I want to be there for her because I still love her and she says that she still loves me but before I found out about this she had done something that really hurt me and I decided that I had to move on because she had not done anything to show me she wanted to change.

She had emailed me to tell me about this terrible news and that she didn't want me to think that she did not just care and that she still loved me. Now that this tragic event has occurred, I feel that I need to put our dilemma behind us and be there for her as a friend even thought I am still in love with her.. I am trying to be as selfless as possible but I also don't want to allow myself to get hurt as well as I am trying to move on. I have been talking to her by chat a few times about what is going on with her but she has not asked me to see her. I feel like I need to take the initiative to do more than because it is a terrible thing that she must be going through and I want to be there for her.. Any advice?

talaniman
Jan 4, 2010, 05:37 PM
What is it you think you can do?

arle
Jan 4, 2010, 06:00 PM
I don't know, it's really a tough question to answer.
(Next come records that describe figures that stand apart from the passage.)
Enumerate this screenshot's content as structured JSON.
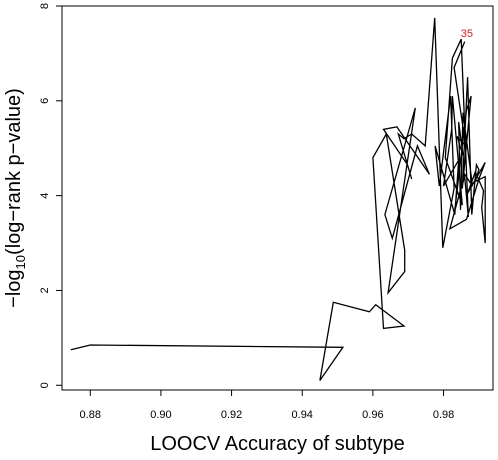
{
  "chart_data": {
    "type": "line",
    "xlabel": "LOOCV Accuracy of subtype",
    "ylabel_main": "−log",
    "ylabel_sub": "10",
    "ylabel_rest": "(log−rank p−value)",
    "xlim": [
      0.872,
      0.994
    ],
    "ylim": [
      -0.1,
      8.0
    ],
    "xticks": [
      0.88,
      0.9,
      0.92,
      0.94,
      0.96,
      0.98
    ],
    "xtick_labels": [
      "0.88",
      "0.90",
      "0.92",
      "0.94",
      "0.96",
      "0.98"
    ],
    "yticks": [
      0,
      2,
      4,
      6,
      8
    ],
    "ytick_labels": [
      "0",
      "2",
      "4",
      "6",
      "8"
    ],
    "grid": false,
    "series": [
      {
        "x": [
          0.8745,
          0.88,
          0.9515,
          0.945,
          0.9488,
          0.959,
          0.9608,
          0.9688,
          0.963,
          0.96,
          0.9638,
          0.969,
          0.969,
          0.9643,
          0.972,
          0.9634,
          0.9655,
          0.9726,
          0.976,
          0.9668,
          0.963,
          0.9698,
          0.971,
          0.9672,
          0.9688,
          0.971,
          0.9748,
          0.9775,
          0.9798,
          0.983,
          0.982,
          0.9788,
          0.9776,
          0.9832,
          0.9843,
          0.98,
          0.9823,
          0.9825,
          0.9853,
          0.9805,
          0.9825,
          0.985,
          0.987,
          0.986,
          0.9832,
          0.9865,
          0.9878,
          0.9853,
          0.9868,
          0.988,
          0.9893,
          0.99,
          0.989,
          0.9918,
          0.9918,
          0.9908,
          0.9913,
          0.989,
          0.9868,
          0.9918,
          0.99,
          0.9865,
          0.9818,
          0.986,
          0.9882,
          0.9855,
          0.9848,
          0.9843,
          0.9855,
          0.9838,
          0.9863,
          0.983,
          0.986
        ],
        "y": [
          0.75,
          0.85,
          0.8,
          0.1,
          1.75,
          1.55,
          1.7,
          1.25,
          1.2,
          4.8,
          5.3,
          2.85,
          2.4,
          1.95,
          5.85,
          3.6,
          3.1,
          5.05,
          4.45,
          5.45,
          5.4,
          4.65,
          4.35,
          5.3,
          5.2,
          5.3,
          5.05,
          7.75,
          2.9,
          4.15,
          6.1,
          4.2,
          5.05,
          3.6,
          4.75,
          4.2,
          5.4,
          6.1,
          3.8,
          4.8,
          6.9,
          7.3,
          3.55,
          4.4,
          3.7,
          5.8,
          6.1,
          4.15,
          6.5,
          3.6,
          4.65,
          4.55,
          4.3,
          4.4,
          3.0,
          3.75,
          4.1,
          4.5,
          4.05,
          4.7,
          4.35,
          3.5,
          3.3,
          4.45,
          4.2,
          5.75,
          3.7,
          5.55,
          4.85,
          5.25,
          5.05,
          6.7,
          7.25
        ]
      }
    ],
    "annotations": [
      {
        "text": "35",
        "x": 0.9866,
        "y": 7.35,
        "color": "#cc2222"
      }
    ]
  }
}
I just know that she told me for a reason and I want her to know that I am there for her if she needs me.. I am trying to put my personal needs aside for someone that I truly care for despite the fact that she hurt me.. I don't know what I would do if I lost my dad, but I would hope that the people that truly loved me would be there for me..
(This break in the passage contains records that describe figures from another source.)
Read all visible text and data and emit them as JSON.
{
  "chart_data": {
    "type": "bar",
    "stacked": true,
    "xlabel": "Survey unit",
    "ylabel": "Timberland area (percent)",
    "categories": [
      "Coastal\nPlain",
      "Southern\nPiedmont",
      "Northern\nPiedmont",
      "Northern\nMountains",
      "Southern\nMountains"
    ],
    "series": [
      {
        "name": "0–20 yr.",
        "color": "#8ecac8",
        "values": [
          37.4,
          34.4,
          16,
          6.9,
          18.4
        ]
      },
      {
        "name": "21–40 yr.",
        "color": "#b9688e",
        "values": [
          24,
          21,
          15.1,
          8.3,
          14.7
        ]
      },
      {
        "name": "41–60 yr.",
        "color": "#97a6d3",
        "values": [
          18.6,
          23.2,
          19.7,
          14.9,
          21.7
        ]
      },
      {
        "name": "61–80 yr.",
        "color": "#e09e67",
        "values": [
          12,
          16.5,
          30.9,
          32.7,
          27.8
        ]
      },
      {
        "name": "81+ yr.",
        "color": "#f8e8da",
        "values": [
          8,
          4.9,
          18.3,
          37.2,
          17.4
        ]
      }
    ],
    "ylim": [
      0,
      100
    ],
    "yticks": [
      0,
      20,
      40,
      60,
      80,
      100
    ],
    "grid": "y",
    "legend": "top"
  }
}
I would get back together with her if she proved to me that she wanted to make up for her mistakes but since she hasn't, I cannot settle for that and will not get back with her. I just don't want her to misinterpret that I am trying to help her out so that we can get back together. I am still trying to get over her and I have not moved on but should I try to see past our situation and offer to help her if she needs me?

talaniman
Jan 4, 2010, 06:30 PM
I think you wait, and see what happens since you have no strategy that will help. You don't have enough FACTS to take any action now, sad as her situations is. Hope the best for her, and her family.

Gemini54
Jan 4, 2010, 06:52 PM
I don't think that you need to get back together with her, but you do need to let her know that you care about her as a friend, and that you are there to support her and provide her with sympathy when she needs it.

Treat her as you would wish to be treated yourself if this dreadful thing had happened to you. This isn't about your relationship, or about the hurt you are feeling, it is about the loss of her father.

Romefalls19
Jan 5, 2010, 06:20 AM
I'm not sure of what you could do personally, but just tell you are there for her as a friend and if she needs anything to let you know and leave it at that.